Massachusetts Institute of Technology, Center for Transportation Logistics, AgeLab, Cambridge, Massachusetts.
Traffic Inj Prev. 2023;24(4):356-361. doi: 10.1080/15389588.2023.2189990. Epub 2023 Mar 29.
Advanced driver assistance systems are increasingly available in consumer vehicles, making the study of drivers' behavioral adaptation and the impact of automation beneficial for driving safety. Concerns over driver's being out-of-the-loop, coupled with known limitations of automation, has led research to focus on time-critical, system-initiated disengagements. This study used real-world data to assess drivers' response to, and recovery from, automation-initiated disengagements by quantifying changes in visual attention, vehicle control, and time to steady-state behaviors.
Fourteen drivers drove for one month each a Cadillac CT6 equipped with Super Cruise (SC), a partial automation system that, when engaged, enables hands-free driving. The vehicles were instrumented with data acquisition systems recording driving kinematics, automation use, GPS, and video. The dataset included 265 SC-initiated disengagements identified across 5,514 miles driven with SC.
Linear quantile mixed-effects models of glance behavior indicated that following SC-initiated disengagement, the proportions of glances to the Road decreased (Q50=0.91, Q50=0.69; Q85=1.0, Q85=0.79), the proportions of glances to the Instrument Cluster increased (Q50=0.14, Q50=0.25; Q85=0.34, Q85=0.45), and mean glance duration to the Road decreased by 4.86 sec in Q85. Multinomial logistic regression mixed-models of glance distributions indicated that the number of transitions between glance locations following disengagement increased by 43% and that glances were distributed across fewer locations. When driving hands-free, take over time was significantly longer (2.4 sec) compared to when driving with at least one hand on the steering wheel (1.8 sec). Analysis of moment-to-moment distributional properties of visual attention and steering wheel control following disengagement indicated that on average it took drivers 6.1 sec to start the recovery of glance behavior to the Road and 1.5 sec for trend-stationary proportions of at least one hand on the steering wheel.

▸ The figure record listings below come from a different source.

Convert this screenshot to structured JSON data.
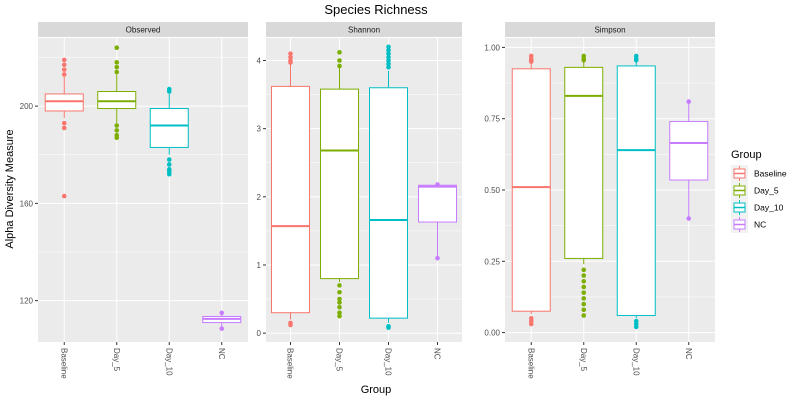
{
  "chart_data": {
    "type": "boxplot",
    "title": "Species Richness",
    "xlabel": "Group",
    "ylabel": "Alpha Diversity Measure",
    "categories": [
      "Baseline",
      "Day_5",
      "Day_10",
      "NC"
    ],
    "colors": {
      "Baseline": "#F8766D",
      "Day_5": "#7CAE00",
      "Day_10": "#00BFC4",
      "NC": "#C77CFF"
    },
    "legend": {
      "title": "Group",
      "placement": "right",
      "entries": [
        "Baseline",
        "Day_5",
        "Day_10",
        "NC"
      ]
    },
    "panels": [
      {
        "name": "Observed",
        "ylim": [
          103,
          228
        ],
        "yticks": [
          120,
          160,
          200
        ],
        "boxes": [
          {
            "group": "Baseline",
            "q1": 198,
            "median": 202,
            "q3": 205,
            "whisker_low": 195,
            "whisker_high": 212,
            "points": [
              219,
              217,
              215,
              213,
              193,
              191,
              163
            ]
          },
          {
            "group": "Day_5",
            "q1": 199,
            "median": 202,
            "q3": 206,
            "whisker_low": 193,
            "whisker_high": 213,
            "points": [
              224,
              218,
              216,
              214,
              192,
              190,
              188,
              187
            ]
          },
          {
            "group": "Day_10",
            "q1": 183,
            "median": 192,
            "q3": 199,
            "whisker_low": 180,
            "whisker_high": 205,
            "points": [
              207,
              206,
              178,
              176,
              174,
              173,
              172
            ]
          },
          {
            "group": "NC",
            "q1": 111,
            "median": 112.5,
            "q3": 113.5,
            "whisker_low": 108.5,
            "whisker_high": 115,
            "points": []
          }
        ]
      },
      {
        "name": "Shannon",
        "ylim": [
          -0.13,
          4.33
        ],
        "yticks": [
          0,
          1,
          2,
          3,
          4
        ],
        "boxes": [
          {
            "group": "Baseline",
            "q1": 0.3,
            "median": 1.57,
            "q3": 3.62,
            "whisker_low": 0.2,
            "whisker_high": 3.95,
            "points": [
              4.1,
              4.05,
              4.0,
              3.97,
              0.15,
              0.12
            ]
          },
          {
            "group": "Day_5",
            "q1": 0.8,
            "median": 2.68,
            "q3": 3.58,
            "whisker_low": 0.75,
            "whisker_high": 3.9,
            "points": [
              4.12,
              4.0,
              3.92,
              0.7,
              0.6,
              0.5,
              0.45,
              0.38,
              0.3,
              0.25
            ]
          },
          {
            "group": "Day_10",
            "q1": 0.22,
            "median": 1.66,
            "q3": 3.6,
            "whisker_low": 0.15,
            "whisker_high": 3.85,
            "points": [
              4.2,
              4.15,
              4.1,
              4.05,
              4.0,
              3.95,
              3.9,
              0.1,
              0.08
            ]
          },
          {
            "group": "NC",
            "q1": 1.63,
            "median": 2.15,
            "q3": 2.17,
            "whisker_low": 1.1,
            "whisker_high": 2.18,
            "points": []
          }
        ]
      },
      {
        "name": "Simpson",
        "ylim": [
          -0.033,
          1.033
        ],
        "yticks": [
          0.0,
          0.25,
          0.5,
          0.75,
          1.0
        ],
        "ytick_labels": [
          "0.00",
          "0.25",
          "0.50",
          "0.75",
          "1.00"
        ],
        "boxes": [
          {
            "group": "Baseline",
            "q1": 0.075,
            "median": 0.51,
            "q3": 0.925,
            "whisker_low": 0.065,
            "whisker_high": 0.945,
            "points": [
              0.97,
              0.96,
              0.955,
              0.95,
              0.05,
              0.04,
              0.03
            ]
          },
          {
            "group": "Day_5",
            "q1": 0.26,
            "median": 0.83,
            "q3": 0.93,
            "whisker_low": 0.24,
            "whisker_high": 0.95,
            "points": [
              0.97,
              0.96,
              0.955,
              0.22,
              0.2,
              0.18,
              0.16,
              0.14,
              0.12,
              0.1,
              0.08,
              0.06
            ]
          },
          {
            "group": "Day_10",
            "q1": 0.06,
            "median": 0.64,
            "q3": 0.935,
            "whisker_low": 0.05,
            "whisker_high": 0.95,
            "points": [
              0.97,
              0.96,
              0.955,
              0.04,
              0.03,
              0.02
            ]
          },
          {
            "group": "NC",
            "q1": 0.535,
            "median": 0.665,
            "q3": 0.74,
            "whisker_low": 0.4,
            "whisker_high": 0.81,
            "points": []
          }
        ]
      }
    ]
  }
}
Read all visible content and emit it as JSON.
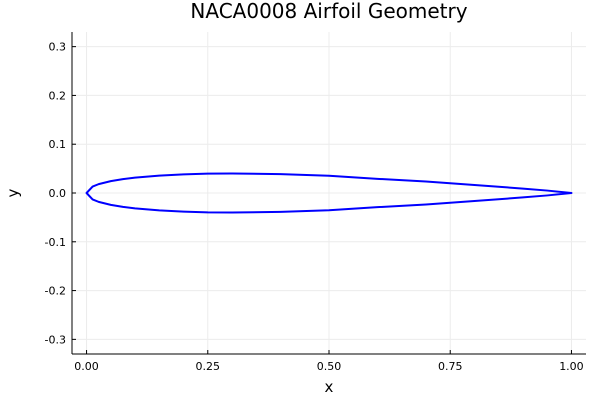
{
  "chart_data": {
    "type": "line",
    "title": "NACA0008 Airfoil Geometry",
    "xlabel": "x",
    "ylabel": "y",
    "xlim": [
      -0.03,
      1.03
    ],
    "ylim": [
      -0.33,
      0.33
    ],
    "xticks": [
      0.0,
      0.25,
      0.5,
      0.75,
      1.0
    ],
    "xtick_labels": [
      "0.00",
      "0.25",
      "0.50",
      "0.75",
      "1.00"
    ],
    "yticks": [
      -0.3,
      -0.2,
      -0.1,
      0.0,
      0.1,
      0.2,
      0.3
    ],
    "ytick_labels": [
      "-0.3",
      "-0.2",
      "-0.1",
      "0.0",
      "0.1",
      "0.2",
      "0.3"
    ],
    "grid": true,
    "legend": "none",
    "series_color": "#0000ff",
    "series": [
      {
        "x": [
          1.0,
          0.95,
          0.9,
          0.8,
          0.7,
          0.6,
          0.5,
          0.4,
          0.3,
          0.25,
          0.2,
          0.15,
          0.1,
          0.075,
          0.05,
          0.025,
          0.0125,
          0.0,
          0.0125,
          0.025,
          0.05,
          0.075,
          0.1,
          0.15,
          0.2,
          0.25,
          0.3,
          0.4,
          0.5,
          0.6,
          0.7,
          0.8,
          0.9,
          0.95,
          1.0
        ],
        "y": [
          0.0,
          0.005,
          0.009,
          0.0165,
          0.0235,
          0.029,
          0.0353,
          0.0386,
          0.04,
          0.0397,
          0.0382,
          0.0357,
          0.0315,
          0.0284,
          0.0243,
          0.0182,
          0.0131,
          0.0,
          -0.0131,
          -0.0182,
          -0.0243,
          -0.0284,
          -0.0315,
          -0.0357,
          -0.0382,
          -0.0397,
          -0.04,
          -0.0386,
          -0.0353,
          -0.029,
          -0.0235,
          -0.0165,
          -0.009,
          -0.005,
          0.0
        ]
      }
    ]
  }
}
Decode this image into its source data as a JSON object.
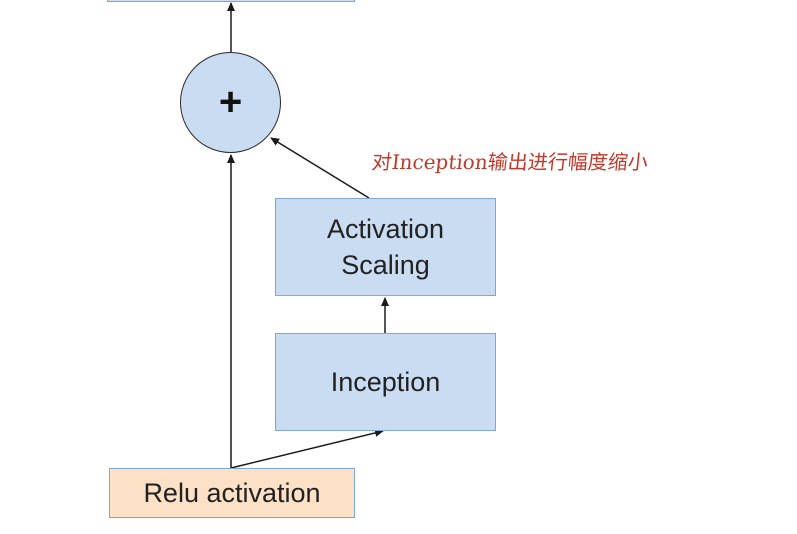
{
  "nodes": {
    "activation_scaling": {
      "line1": "Activation",
      "line2": "Scaling"
    },
    "inception": {
      "label": "Inception"
    },
    "relu": {
      "label": "Relu activation"
    },
    "adder": {
      "symbol": "+"
    }
  },
  "annotation": {
    "text": "对Inception输出进行幅度缩小",
    "color": "#c0392b"
  },
  "colors": {
    "box_fill": "#c9dcf2",
    "box_border": "#7ea6d8",
    "relu_fill": "#fce1c6",
    "arrow": "#1a1a1a"
  }
}
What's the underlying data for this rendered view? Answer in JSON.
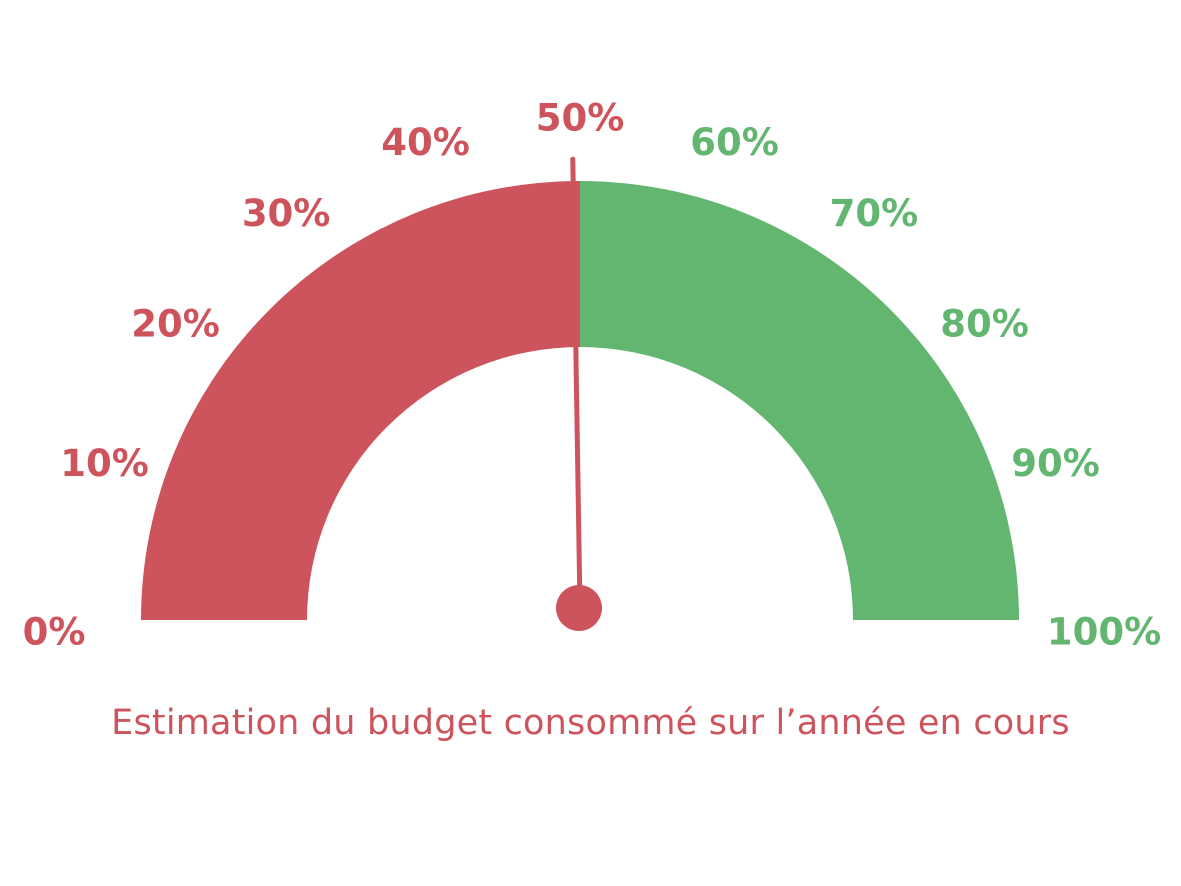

Automation-initiated disengagements triggered substantial changes in driver glance behavior including shorter on-road glances and frequent transitions between Road and Instrument Cluster glance locations. This information seeking behavior may capture drivers' search for information related to the disengagement or the automation state and is likely shaped by the automation design. The study findings can inform the design of more effective driver-centric information displays for smoother transitions and faster recovery.
高级驾驶员辅助系统在消费车辆中越来越普及,因此研究驾驶员的行为适应和自动化的影响对于驾驶安全具有重要意义。由于担心驾驶员脱离驾驶状态,再加上对自动化的已知限制,研究人员将重点放在时间关键、系统发起的脱离上。本研究使用真实世界的数据来评估驾驶员对自动化引发的脱离的反应和恢复能力,方法是通过量化视觉注意力、车辆控制和稳定状态行为的时间变化来评估驾驶员的反应和恢复能力。
14 名驾驶员每人驾驶一辆配备超级巡航(Super Cruise,SC)的凯迪拉克 CT6 一个月,SC 是一种部分自动化系统,当启用时可以实现免提驾驶。车辆配备了数据采集系统,可记录驾驶运动学、自动化使用、GPS 和视频。数据集包括在配备 SC 的 5514 英里行驶里程中识别出的 265 次 SC 引发的脱离。
线性分位数混合效应模型的扫视行为分析表明,在 SC 引发的脱离后,扫视道路的比例减少(Q50=0.91,Q50=0.69;Q85=1.0,Q85=0.79),扫视仪表板的比例增加(Q50=0.14,Q50=0.25;Q85=0.34,Q85=0.45),道路的平均扫视时间减少了 4.86 秒,Q85 中的秒数。扫视分布的多项逻辑回归混合模型分析表明,脱离后扫视位置的转换次数增加了 43%,扫视分布的位置减少了。当免提驾驶时,接管时间明显更长(2.4 秒),而至少有一只手放在方向盘上时接管时间更短(1.8 秒)。脱离后对视觉注意力和方向盘控制的瞬间分布特性的分析表明,驾驶员平均需要 6.1 秒才能开始恢复对道路的扫视行为,需要 1.5 秒才能达到至少一只手放在方向盘上的稳定趋势比例。
自动化引发的脱离会引发驾驶员扫视行为的重大变化,包括在道路上的扫视时间更短,以及在道路和仪表板扫视位置之间的频繁转换。这种寻求信息的行为可能会捕捉到驾驶员对脱离或自动化状态的信息搜索,并且很可能是由自动化设计塑造的。研究结果可以为更有效的以驾驶员为中心的信息显示提供信息,以实现更平稳的过渡和更快的恢复。